What changed (and why it matters)
Margins & mix: Manufacturing efficiency (Leamington cultivation + Charlottetown processing) plus pricing/distribution gains drove finished-goods gross margin to 52% (vs 41% last year). SG&A is basically fixed, so incremental revenue is showing up by flowing into EBITDA.
Debt clean-up: In July, Auxly amended and restated its BMO-led facility (now a $36.2M term loan, $10M revolver, $4.5M equipment leases; two-year term, extendable) and settled all remaining amounts owing to Imperial Brands. Imperial converted principal/interest into shares and pre-funded warrants (nominal exercise price, exercisable only up to a 19.9% ownership cap until end-2028), and forgave ~$11.8M of accrued interest. Auxly says these moves eliminate ~$21M of debt and reduce annual debt service by ~$700k. The “going concern” was lifted on this news.
The CEO has a few interviews on social media, this is the most recent interview I could find from August 25th, 2025 and a good listen.
Valuation
Assumptions: share price $0.15, basic shares 1.342B, cash $17.0M, debt $49.0M.
These figures square with third-party dashboards showing approximately 1.67x EV/Sales or around ~5.9x EV/EBITDA at current prices.
You’re not stealing it, but you’re not overpaying for a profitable #3 LP either.
Where the upside could come from
Operating leverage: If they hold 50%+ finished-goods gross margins and keep SG&A tight, incremental revenue should flow to EBITDA.
Debt service relief: Lower interest + extended maturities = more cash to their already positive cash flow.
Brand leadership: Back Forty, strong pre-rolls, and AIO vape dominance aren’t accidents. If those SKUs keep ranking, share gains can continue even in a choppy category.
What can still go wrong (Risks)
Dilution supply overhang: Fully diluted, you’re looking at ~1.68B potential shares (basic + warrants + options + RSUs). Imperial’s pre-funded warrants are capped at 19.9% but still represent a future supply valve. This is the cost of the balance sheet cleanup but also if management wants larger investors and institutional buying they need to focus on the improvement of share structure and dilution in my opinion.
Excise taxes suck big time: Q2 excise was ~34% of gross. This is a huge catalyst if Canada reduces these taxes, however with a struggling Canadian economy reporting $69B in debt spending last year I am skeptical they want to reduce their tax collection revenue from cannabis anytime soon. Despite showing positive cash flow, cash is still tight and debt is still large.
Price compression & category knife fight: There is a growing number of profitable or close to profitable cannabis producers in Canada. Competition may become more fierce.
What I’m watching next
Two more quarters of positive FCF, not just EBITDA.
Maintaining 50%+ finished-goods margins while defending share.
Net debt drifting down even with modest capex ($1.5–$2.5M guided for 2025 across Leamington/Charlottetown).
Share based compensation discipline—RSU overhang is real; keep it in check.

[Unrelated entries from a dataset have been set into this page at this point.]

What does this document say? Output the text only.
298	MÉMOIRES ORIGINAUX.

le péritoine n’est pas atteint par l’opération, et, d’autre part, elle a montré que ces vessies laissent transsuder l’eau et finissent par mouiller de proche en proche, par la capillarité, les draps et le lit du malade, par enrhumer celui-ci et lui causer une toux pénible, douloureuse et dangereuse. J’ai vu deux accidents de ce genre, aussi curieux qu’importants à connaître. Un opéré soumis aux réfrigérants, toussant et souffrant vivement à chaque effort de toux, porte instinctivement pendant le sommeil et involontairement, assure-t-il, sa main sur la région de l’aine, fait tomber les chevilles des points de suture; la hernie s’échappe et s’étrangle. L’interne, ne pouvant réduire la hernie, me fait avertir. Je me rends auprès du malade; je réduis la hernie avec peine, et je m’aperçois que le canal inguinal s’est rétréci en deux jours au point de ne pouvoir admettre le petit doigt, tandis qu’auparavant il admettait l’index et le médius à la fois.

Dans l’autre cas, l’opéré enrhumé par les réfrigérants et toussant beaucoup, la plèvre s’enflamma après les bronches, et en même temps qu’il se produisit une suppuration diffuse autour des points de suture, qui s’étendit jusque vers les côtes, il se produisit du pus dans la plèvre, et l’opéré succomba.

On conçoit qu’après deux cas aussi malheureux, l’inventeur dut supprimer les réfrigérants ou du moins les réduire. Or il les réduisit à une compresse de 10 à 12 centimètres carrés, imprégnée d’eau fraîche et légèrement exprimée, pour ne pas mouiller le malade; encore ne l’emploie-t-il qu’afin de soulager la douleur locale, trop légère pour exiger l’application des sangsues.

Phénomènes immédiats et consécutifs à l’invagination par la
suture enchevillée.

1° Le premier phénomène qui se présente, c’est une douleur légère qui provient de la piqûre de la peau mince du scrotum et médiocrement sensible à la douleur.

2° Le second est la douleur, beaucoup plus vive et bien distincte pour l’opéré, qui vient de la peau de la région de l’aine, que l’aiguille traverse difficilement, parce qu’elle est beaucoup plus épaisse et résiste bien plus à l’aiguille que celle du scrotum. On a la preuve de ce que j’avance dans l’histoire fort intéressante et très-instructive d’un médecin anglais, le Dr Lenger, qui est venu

How Auxly fits in my small cannabis index
Given the cleaned-up balance sheet, sustained profitability, cash production, and brand footprint, I’m comfortable adding Auxly (TSX:XLY) at a starter weight of ~12% of the index. If we get continued FCF and stable margins into year-end, I’ll consider scaling toward 15-20%.

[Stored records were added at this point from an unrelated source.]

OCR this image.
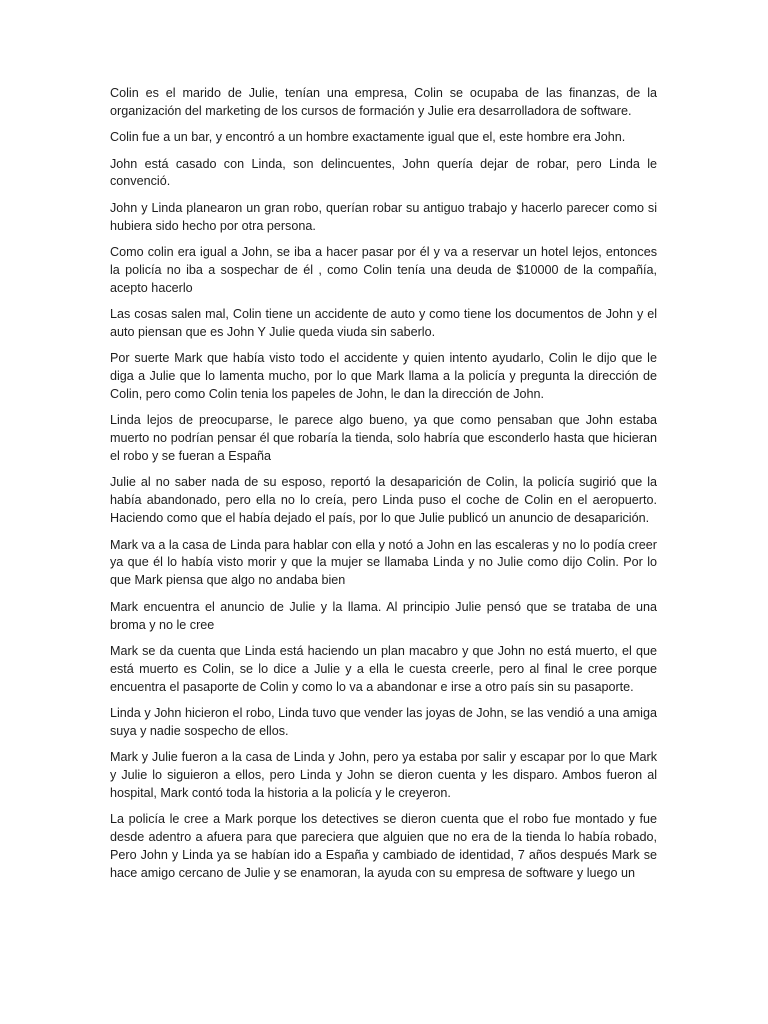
Colin es el marido de Julie, tenían una empresa, Colin se ocupaba de las finanzas, de la organización del marketing de los cursos de formación y Julie era desarrolladora de software.

Colin fue a un bar, y encontró a un hombre exactamente igual que el, este hombre era John.

John está casado con Linda, son delincuentes, John quería dejar de robar, pero Linda le convenció.

John y Linda planearon un gran robo, querían robar su antiguo trabajo y hacerlo parecer como si hubiera sido hecho por otra persona.

Como colin era igual a John, se iba a hacer pasar por él y va a reservar un hotel lejos, entonces la policía no iba a sospechar de él , como Colin tenía una deuda de $10000 de la compañía, acepto hacerlo

Las cosas salen mal, Colin tiene un accidente de auto y como tiene los documentos de John y el auto piensan que es John Y Julie queda viuda sin saberlo.

Por suerte Mark que había visto todo el accidente y quien intento ayudarlo, Colin le dijo que le diga a Julie que lo lamenta mucho, por lo que Mark llama a la policía y pregunta la dirección de Colin, pero como Colin tenia los papeles de John, le dan la dirección de John.

Linda lejos de preocuparse, le parece algo bueno, ya que como pensaban que John estaba muerto no podrían pensar él que robaría la tienda, solo habría que esconderlo hasta que hicieran el robo y se fueran a España

Julie al no saber nada de su esposo, reportó la desaparición de Colin, la policía sugirió que la había abandonado, pero ella no lo creía, pero Linda puso el coche de Colin en el aeropuerto. Haciendo como que el había dejado el país, por lo que Julie publicó un anuncio de desaparición.

Mark va a la casa de Linda para hablar con ella y notó a John en las escaleras y no lo podía creer ya que él lo había visto morir y que la mujer se llamaba Linda y no Julie como dijo Colin. Por lo que Mark piensa que algo no andaba bien

Mark encuentra el anuncio de Julie y la llama. Al principio Julie pensó que se trataba de una broma y no le cree

Mark se da cuenta que Linda está haciendo un plan macabro y que John no está muerto, el que está muerto es Colin, se lo dice a Julie y a ella le cuesta creerle, pero al final le cree porque encuentra el pasaporte de Colin y como lo va a abandonar e irse a otro país sin su pasaporte.

Linda y John hicieron el robo, Linda tuvo que vender las joyas de John, se las vendió a una amiga suya y nadie sospecho de ellos.

Mark y Julie fueron a la casa de Linda y John, pero ya estaba por salir y escapar por lo que Mark y Julie lo siguieron a ellos, pero Linda y John se dieron cuenta y les disparo. Ambos fueron al hospital, Mark contó toda la historia a la policía y le creyeron.

La policía le cree a Mark porque los detectives se dieron cuenta que el robo fue montado y fue desde adentro a afuera para que pareciera que alguien que no era de la tienda lo había robado, Pero John y Linda ya se habían ido a España y cambiado de identidad, 7 años después Mark se hace amigo cercano de Julie y se enamoran, la ayuda con su empresa de software y luego un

Seriously, this is NOT financial advice.
I mean it. None of this is financial advice—I say it all the time, and I genuinely mean it. I don’t know you. I don’t know your experience level, risk tolerance, debt situation, or anything else about your financial position. So please, don’t buy, sell, or hold a stock just because of my opinion in this article.
I’ve been wrong plenty of times, and I strongly encourage everyone to invest within their own capabilities and consult a financial advisor if needed.
I started a position at 12% of my cannabis index or around ~1.5% of my microcap portfolio. I own no other assets of Auxly Cannabis and do not receive compensation (of any kind) from any company that I provide coverage for.